It took a while longer than expected, but Dalton's public library reopened today after renovations to rave reviews from patrons.
"It looks nice, there's a lot of new stuff," said Christopher Gomez, leaving the library with his son Jose.
Lynn Morrisey said she felt the building was more spacious, in part because the shelves have been lowered. "There's room to sit down and relax," she said.
And Amy Harrison, visiting with her seven-month-old son James, noticed the new ceiling tiles and carpet.
Actually, it is not carpet, said Dr. Howard Elder, the former head of research and environmental affairs at J&J Industries, one of Dalton's largest carpet companies. Elder helped develop the product, called Kinetex, which combines plastics and woven fabric into a long-lasting, stain-resistant flooring, and he and his wife stopped by the library Monday to see how it looked on the floor.
The colorful flooring is one of the most noticeable aspects of the renovated space. But the other highlight is space itself, lots of it. The top and bottom shelves of the main bookshelves were removed, lowering them to the point where most patrons can see across their tops to the broad window letting in sunlight on one side of the library.
Shelves are bunched on two sides of the room and, for the first time, librarians went through their collection and got rid of duplicate books and titles they felt were no longer worth keeping.
That left large open spaces in the middle of the main floor where patrons can sit or the library can host events such as book readings or yoga classes.
"We're really excited about the new common area," said Darla Chambliss, director of the Northwest Georgia Regional Library system that includes Dalton, Chatsworth and Calhoun facilities. "But we're in the baby step stages," she said, in figuring out how to use the space.
For the first time, the library has a teen library and a teen librarian, including bean bag chairs and a large screen where younger patrons can play video games.

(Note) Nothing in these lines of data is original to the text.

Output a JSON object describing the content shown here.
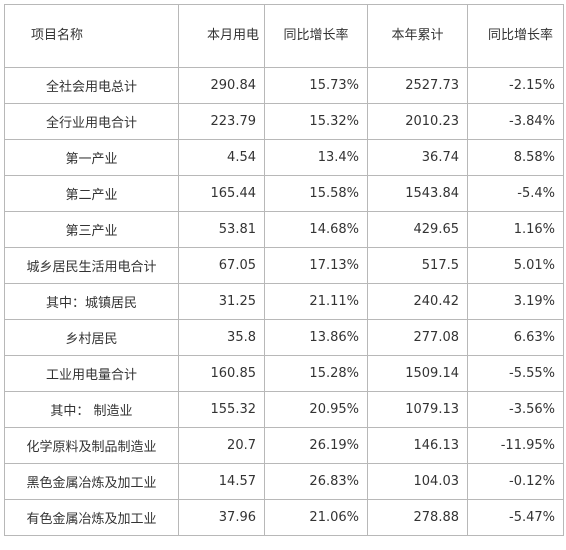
{
  "table": {
    "headers": [
      "项目名称",
      "本月用电",
      "同比增长率",
      "本年累计",
      "同比增长率"
    ],
    "rows": [
      [
        "全社会用电总计",
        "290.84",
        "15.73%",
        "2527.73",
        "-2.15%"
      ],
      [
        "全行业用电合计",
        "223.79",
        "15.32%",
        "2010.23",
        "-3.84%"
      ],
      [
        "第一产业",
        "4.54",
        "13.4%",
        "36.74",
        "8.58%"
      ],
      [
        "第二产业",
        "165.44",
        "15.58%",
        "1543.84",
        "-5.4%"
      ],
      [
        "第三产业",
        "53.81",
        "14.68%",
        "429.65",
        "1.16%"
      ],
      [
        "城乡居民生活用电合计",
        "67.05",
        "17.13%",
        "517.5",
        "5.01%"
      ],
      [
        "其中：城镇居民",
        "31.25",
        "21.11%",
        "240.42",
        "3.19%"
      ],
      [
        "乡村居民",
        "35.8",
        "13.86%",
        "277.08",
        "6.63%"
      ],
      [
        "工业用电量合计",
        "160.85",
        "15.28%",
        "1509.14",
        "-5.55%"
      ],
      [
        "其中： 制造业",
        "155.32",
        "20.95%",
        "1079.13",
        "-3.56%"
      ],
      [
        "化学原料及制品制造业",
        "20.7",
        "26.19%",
        "146.13",
        "-11.95%"
      ],
      [
        "黑色金属冶炼及加工业",
        "14.57",
        "26.83%",
        "104.03",
        "-0.12%"
      ],
      [
        "有色金属冶炼及加工业",
        "37.96",
        "21.06%",
        "278.88",
        "-5.47%"
      ]
    ]
  }
}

The computer facilities also are getting an upgrade, although everything is not yet in place. Chambliss has plans to loan out laptops and iPads to patrons. "We have a huge community here with no Internet access," she said, "and yet the schools request that students use it. [Students without web access] can come here to the library to do that, but we hope to be able to loan out laptops [and wi-fi hot spots] so they can do it at home."
The basement includes a huge room where the Friends of the Library group can sort donations and display books for its monthly book sale, which raises funds to help the library purchase new books. Buying those books is a big expense. The library spends about $60,000 annually, and each physical book costs about $35 to purchase, wrap in a mylar covering, catalogue and put on the shelves. Electronic books are even more expensive, running $40 to $80 for a license allowing patrons to access them 26 times on average, before the license expires.
But the main focus on the bottom floor is on an enlarged space for classrooms the library uses for its workforce development programs. Nearly 30 classes are offered every month to people interested in learning how to use basic business software such as Microsoft Word and Excel, or set up a Facebook page including security considerations. But there also are more advanced applications — Chambliss shows off the basement classroom's 3-D printer, that allows patrons to use 3-D modeling software on a computer to create an object and then print it out in plastic.
"Our mission is to get technology into the hands of Georgia citizens," she said.
The library isn't forgetting its past either. Plans for the second and third phase of renovations include a Georgia History Collection and material to help local residents with genealogical research.